GIOVANI SEGURA vs. IVAN CALDERON
Rounds / weight class: 12 rounds, junior flyweights
Location: Mexicali, Mexico
Television: Integrated Sports Pay Per View
The backdrop: The fierce national rivalry and contrasting styles of Segura (26-1-1, 22 KOs), a relentless puncher from Mexico, and Ivan Calderon (34-1-1, 6 KOs), a pure boxer from Puerto Rico, combined to give fans one of the best fights of 2010. Segura, the younger, bigger, stronger man, gradually wore down Calderon to an eighth-round stoppage in the savvy veteran’s home town. The rematch of THE RING’s fight of the year should deliver as much excitement and drama as the first bout. Segura, who won THE RING’s junior flyweight title from Calderon, figures to bring just as much passion into the rematch as he did the first fight despite his well-documented struggles to make the 108-pound limit. The 28-year-old Southern Californian is in his prime, riding an impressive seven-bout win streak (all by KO), and he’ll be defending his titles in his native Mexico. Calderon, a proud boxer with underrated heart and toughness, is the quintessential former champ looking for one last great performance. He has the skill, technique and experience to pull it off, but at 36, does he have the legs? On the undercard, seasoned veterans Jorge Lacierva (38-7-6, 26 KOs), who fought Mark Johnson and Celestino Caballero in failed title bouts, and Fernando Beltran Jr. (35-4-1, 19 KOs), a two-time 122-pound title challenger, square off in a 12-round eliminator for a major featherweight belt. Ricardo Castillo (39-9-1, 26 KOs), the 31-year-old younger brother of former lightweight champ Jose Luis Castillo, takes on 24-year-old prospect Joksan Hernandez (21-3, 14 KOs) in what should be a good crossroads bout.

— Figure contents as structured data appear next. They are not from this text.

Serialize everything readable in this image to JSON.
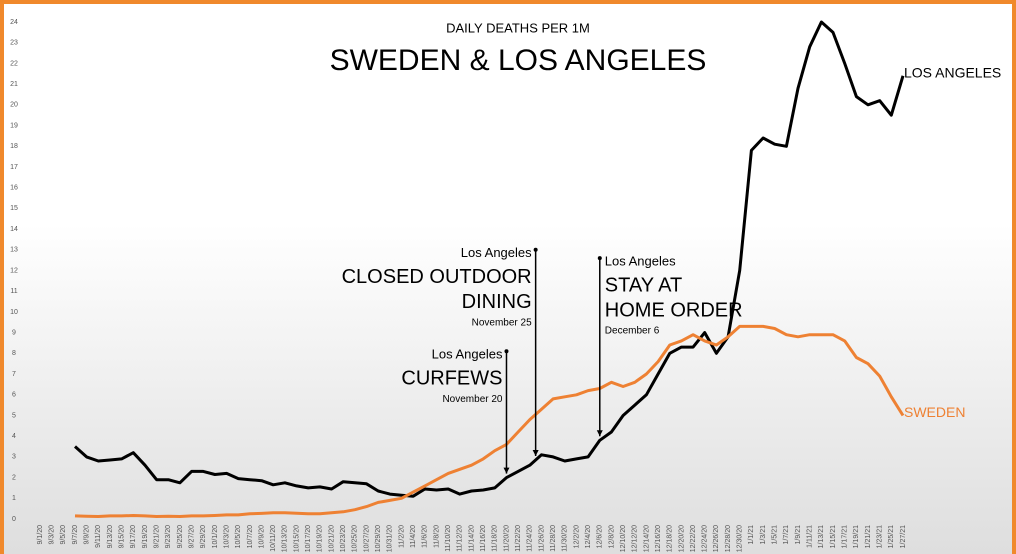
{
  "chart_data": {
    "type": "line",
    "subtitle": "DAILY DEATHS PER 1M",
    "title": "SWEDEN & LOS ANGELES",
    "categories": [
      "9/1/20",
      "9/3/20",
      "9/5/20",
      "9/7/20",
      "9/9/20",
      "9/11/20",
      "9/13/20",
      "9/15/20",
      "9/17/20",
      "9/19/20",
      "9/21/20",
      "9/23/20",
      "9/25/20",
      "9/27/20",
      "9/29/20",
      "10/1/20",
      "10/3/20",
      "10/5/20",
      "10/7/20",
      "10/9/20",
      "10/11/20",
      "10/13/20",
      "10/15/20",
      "10/17/20",
      "10/19/20",
      "10/21/20",
      "10/23/20",
      "10/25/20",
      "10/27/20",
      "10/29/20",
      "10/31/20",
      "11/2/20",
      "11/4/20",
      "11/6/20",
      "11/8/20",
      "11/10/20",
      "11/12/20",
      "11/14/20",
      "11/16/20",
      "11/18/20",
      "11/20/20",
      "11/22/20",
      "11/24/20",
      "11/26/20",
      "11/28/20",
      "11/30/20",
      "12/2/20",
      "12/4/20",
      "12/6/20",
      "12/8/20",
      "12/10/20",
      "12/12/20",
      "12/14/20",
      "12/16/20",
      "12/18/20",
      "12/20/20",
      "12/22/20",
      "12/24/20",
      "12/26/20",
      "12/28/20",
      "12/30/20",
      "1/1/21",
      "1/3/21",
      "1/5/21",
      "1/7/21",
      "1/9/21",
      "1/11/21",
      "1/13/21",
      "1/15/21",
      "1/17/21",
      "1/19/21",
      "1/21/21",
      "1/23/21",
      "1/25/21",
      "1/27/21"
    ],
    "series": [
      {
        "name": "LOS ANGELES",
        "color": "#000000",
        "values": [
          null,
          null,
          null,
          3.5,
          3.0,
          2.8,
          2.85,
          2.9,
          3.2,
          2.6,
          1.9,
          1.9,
          1.75,
          2.3,
          2.3,
          2.15,
          2.2,
          1.95,
          1.9,
          1.85,
          1.65,
          1.75,
          1.6,
          1.5,
          1.55,
          1.45,
          1.8,
          1.75,
          1.7,
          1.35,
          1.2,
          1.15,
          1.1,
          1.45,
          1.4,
          1.45,
          1.2,
          1.35,
          1.4,
          1.5,
          2.0,
          2.3,
          2.6,
          3.1,
          3.0,
          2.8,
          2.9,
          3.0,
          3.8,
          4.2,
          5.0,
          5.5,
          6.0,
          7.0,
          8.0,
          8.3,
          8.3,
          9.0,
          8.0,
          8.8,
          12.0,
          17.8,
          18.4,
          18.1,
          18.0,
          20.8,
          22.8,
          24.0,
          23.5,
          22.0,
          20.4,
          20.0,
          20.2,
          19.5,
          21.4
        ]
      },
      {
        "name": "SWEDEN",
        "color": "#ee8133",
        "values": [
          null,
          null,
          null,
          0.15,
          0.13,
          0.12,
          0.15,
          0.15,
          0.17,
          0.15,
          0.12,
          0.13,
          0.12,
          0.15,
          0.15,
          0.17,
          0.2,
          0.2,
          0.25,
          0.27,
          0.3,
          0.3,
          0.28,
          0.25,
          0.25,
          0.3,
          0.35,
          0.45,
          0.6,
          0.8,
          0.9,
          1.0,
          1.3,
          1.6,
          1.9,
          2.2,
          2.4,
          2.6,
          2.9,
          3.3,
          3.6,
          4.2,
          4.8,
          5.3,
          5.8,
          5.9,
          6.0,
          6.2,
          6.3,
          6.6,
          6.4,
          6.6,
          7.0,
          7.6,
          8.4,
          8.6,
          8.9,
          8.6,
          8.4,
          8.8,
          9.3,
          9.3,
          9.3,
          9.2,
          8.9,
          8.8,
          8.9,
          8.9,
          8.9,
          8.6,
          7.8,
          7.5,
          6.9,
          5.9,
          5.0
        ]
      }
    ],
    "ylim": [
      0,
      24
    ],
    "yticks": [
      0,
      1,
      2,
      3,
      4,
      5,
      6,
      7,
      8,
      9,
      10,
      11,
      12,
      13,
      14,
      15,
      16,
      17,
      18,
      19,
      20,
      21,
      22,
      23,
      24
    ],
    "grid": false,
    "annotations": [
      {
        "x": "11/20/20",
        "y": 8.1,
        "label": "Los Angeles",
        "lines": [
          "CURFEWS"
        ],
        "date": "November 20",
        "align": "right"
      },
      {
        "x": "11/25/20",
        "y": 13,
        "label": "Los Angeles",
        "lines": [
          "CLOSED OUTDOOR",
          "DINING"
        ],
        "date": "November 25",
        "align": "right"
      },
      {
        "x": "12/6/20",
        "y": 12.6,
        "label": "Los Angeles",
        "lines": [
          "STAY AT",
          "HOME ORDER"
        ],
        "date": "December 6",
        "align": "left"
      }
    ]
  }
}
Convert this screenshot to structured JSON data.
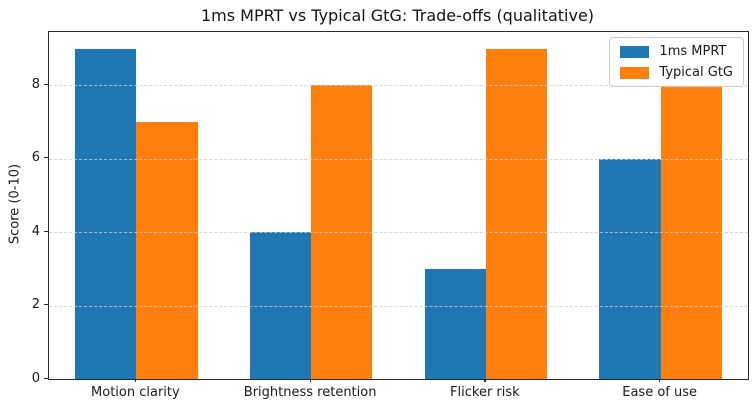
{
  "chart_data": {
    "type": "bar",
    "title": "1ms MPRT vs Typical GtG: Trade-offs (qualitative)",
    "xlabel": "",
    "ylabel": "Score (0-10)",
    "categories": [
      "Motion clarity",
      "Brightness retention",
      "Flicker risk",
      "Ease of use"
    ],
    "series": [
      {
        "name": "1ms MPRT",
        "color": "#1f77b4",
        "values": [
          9,
          4,
          3,
          6
        ]
      },
      {
        "name": "Typical GtG",
        "color": "#ff7f0e",
        "values": [
          7,
          8,
          9,
          8
        ]
      }
    ],
    "ylim": [
      0,
      9.45
    ],
    "yticks": [
      0,
      2,
      4,
      6,
      8
    ],
    "grid": "y-dashed-over-bars",
    "legend_position": "upper-right",
    "bar_width_fraction": 0.35
  }
}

Also fighting: Jorge Lacierva vs. Fernando Beltran Jr., 12 rounds, IBF featherweight eliminator; Ricardo Castillo vs. Joksan Hernandez, 10 rounds, featherweights
Rating the card: B+. The support to this small pay-per-view is merely solid, but the main event is as good as it gets, even if only hardcore Mexican and Puerto Rican fans are excited about the Segura-Calderon rematch.

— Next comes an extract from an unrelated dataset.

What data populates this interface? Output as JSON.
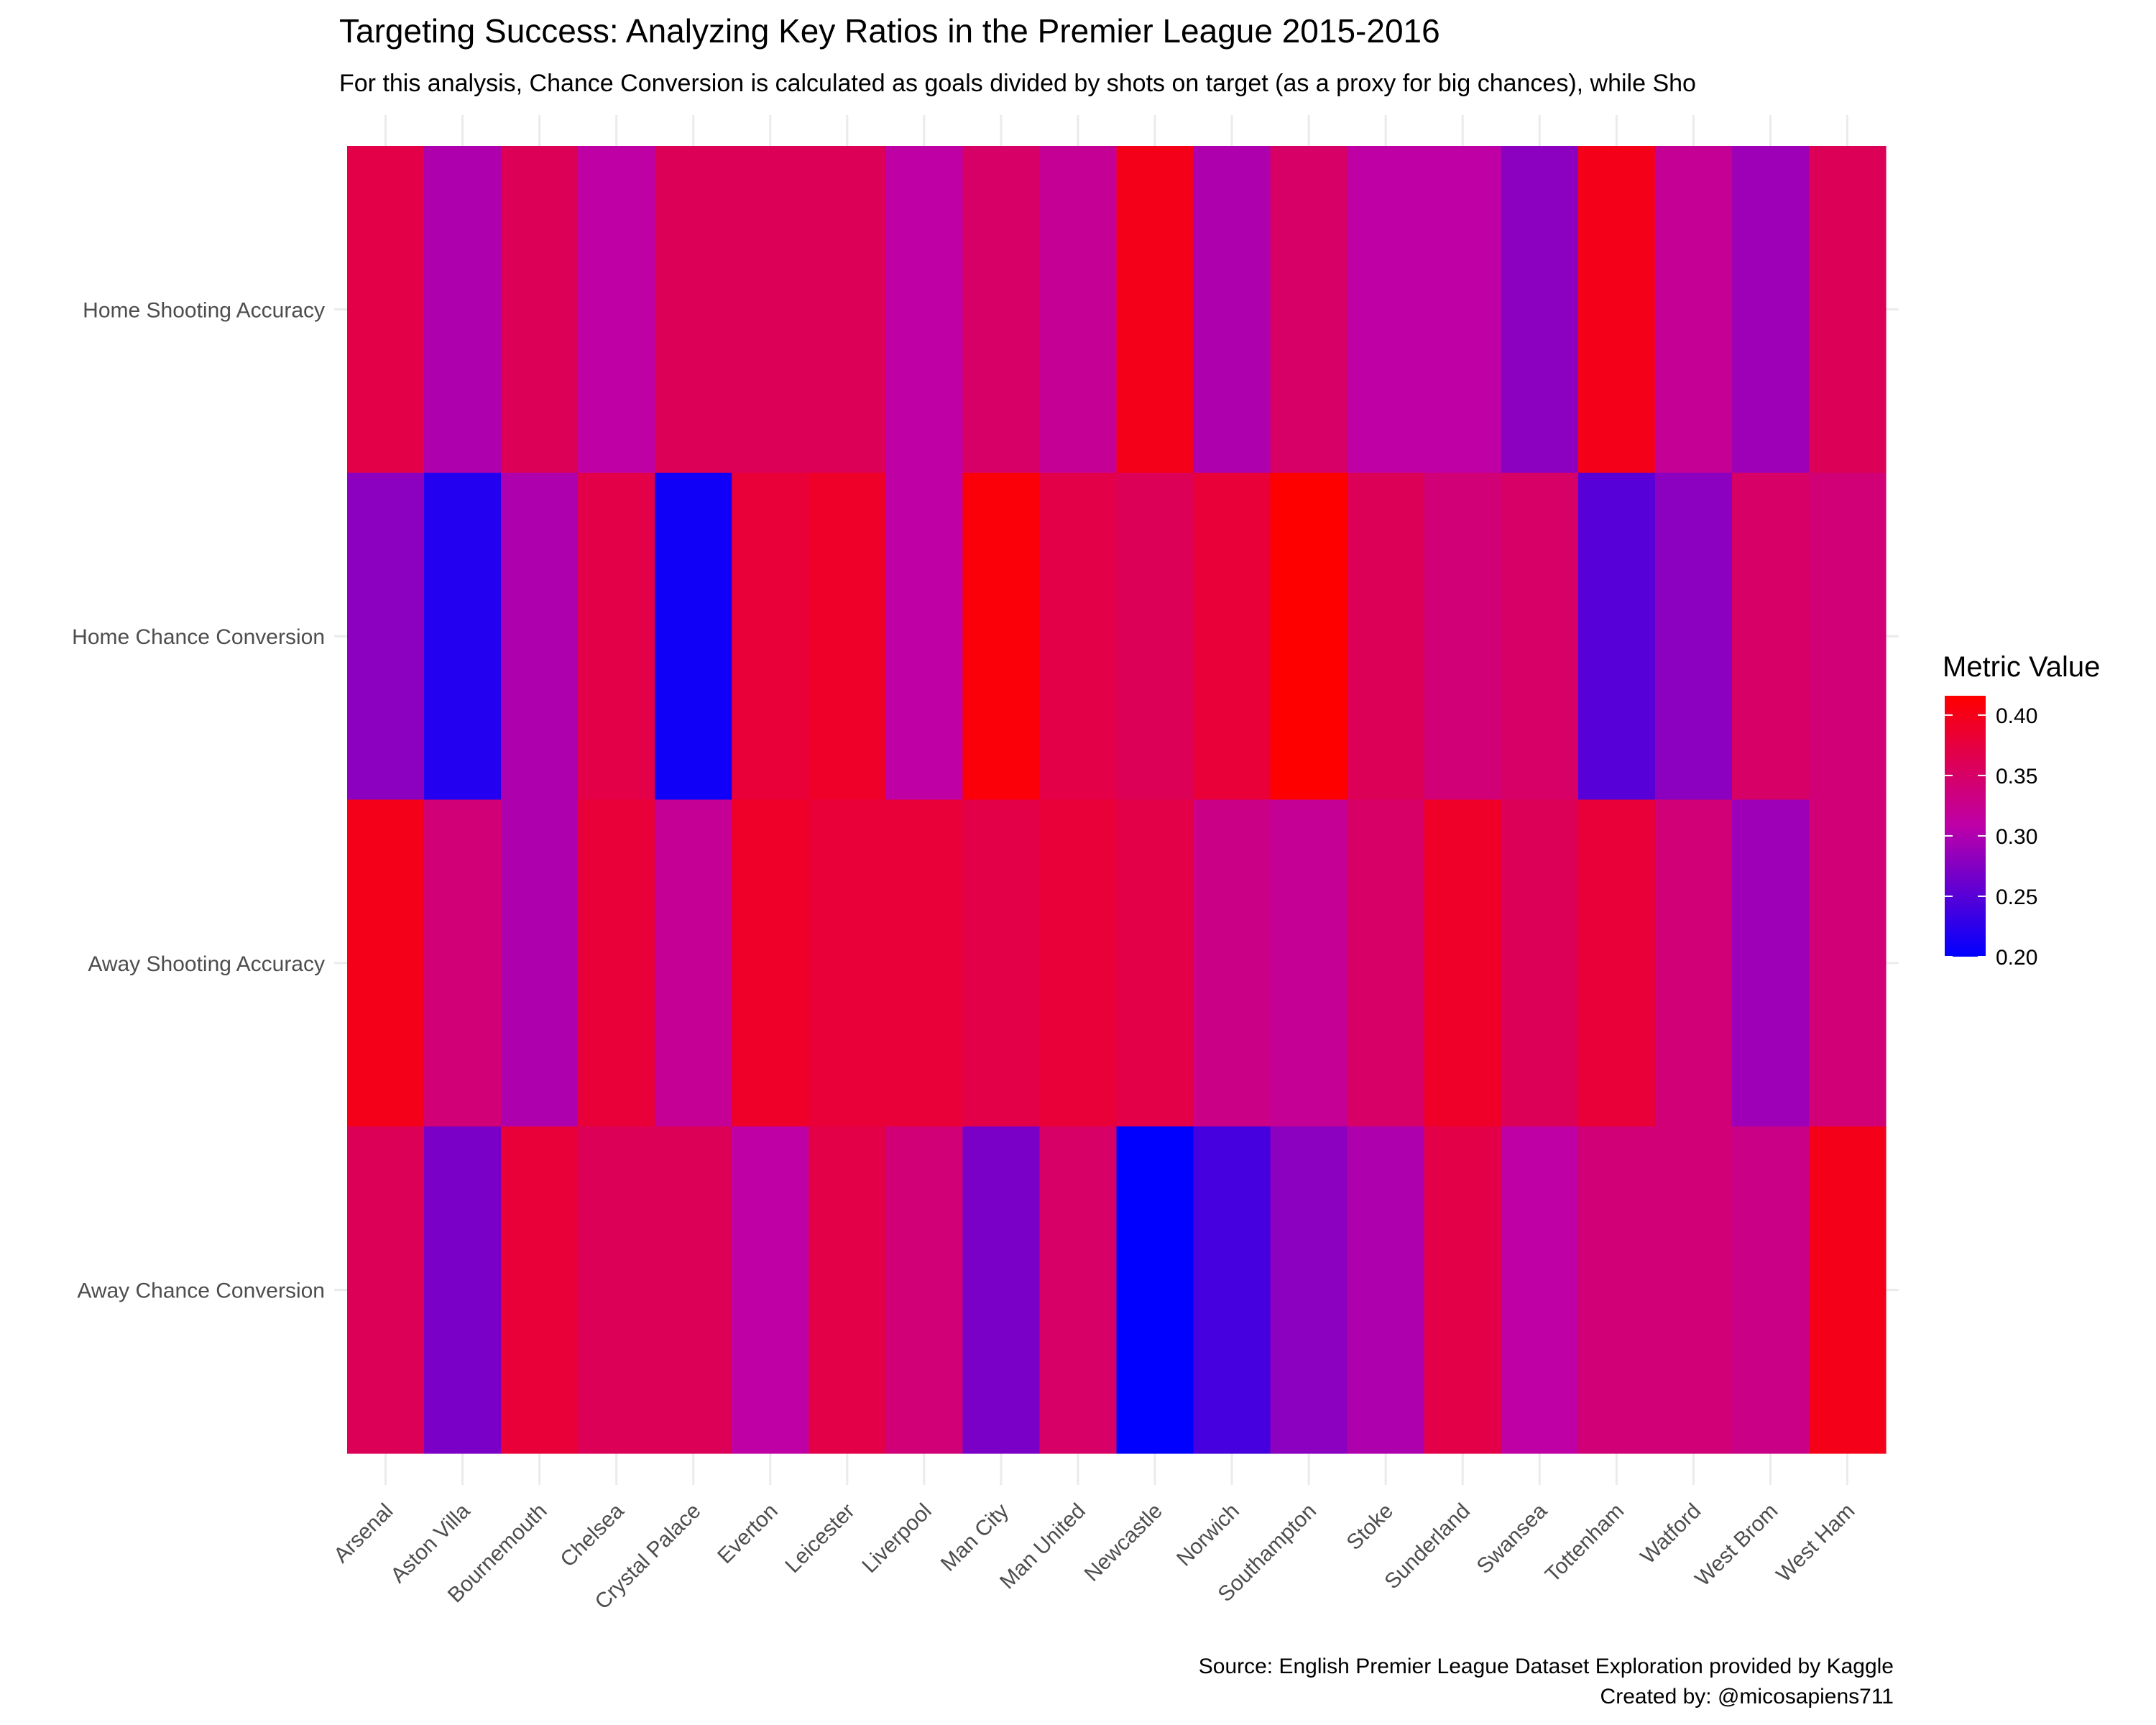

Prediction: Next to Floyd Mayweather Jr., Calderon was arguably the best pure boxer in the sport of the past 10 years. The 35-bout unbeaten streak — almost half of which were title fights — that the 2000 Puerto Rican Olympian took into the first bout with Segura is a testament to his dedication to the sport and his superb ring generalship. However, Father Time was beginning to take its toll on Calderon before he fought Segura, as his struggles with Rodel Mayol and Jesus Iribe suggested. It’s Segura’s time and the same relentless pressure and body attack he used to overwhelm Calderon in the first fight will wear down the former champ to a late-rounds TKO.
Also fighting on Saturday:
Luis Concepcion defends his WBA flyweight title against Hernan Marquez in Panama City, Panama.
Krzysztof Wlodarczyk defends his WBC cruiserweight title against Francisco Palacios in Bydgoszcz, Poland.
Marco Huck defends his WBO cruiserweight title against Ran Nakash in Halle, Germany. Heavyweight prospect Robert Helenius takes on former beltholder Samuel Peter in a scheduled 12-round bout on the Huck-Nakash undercard.
John Murray defends his European lightweight title against Karim El Ouazghari in London.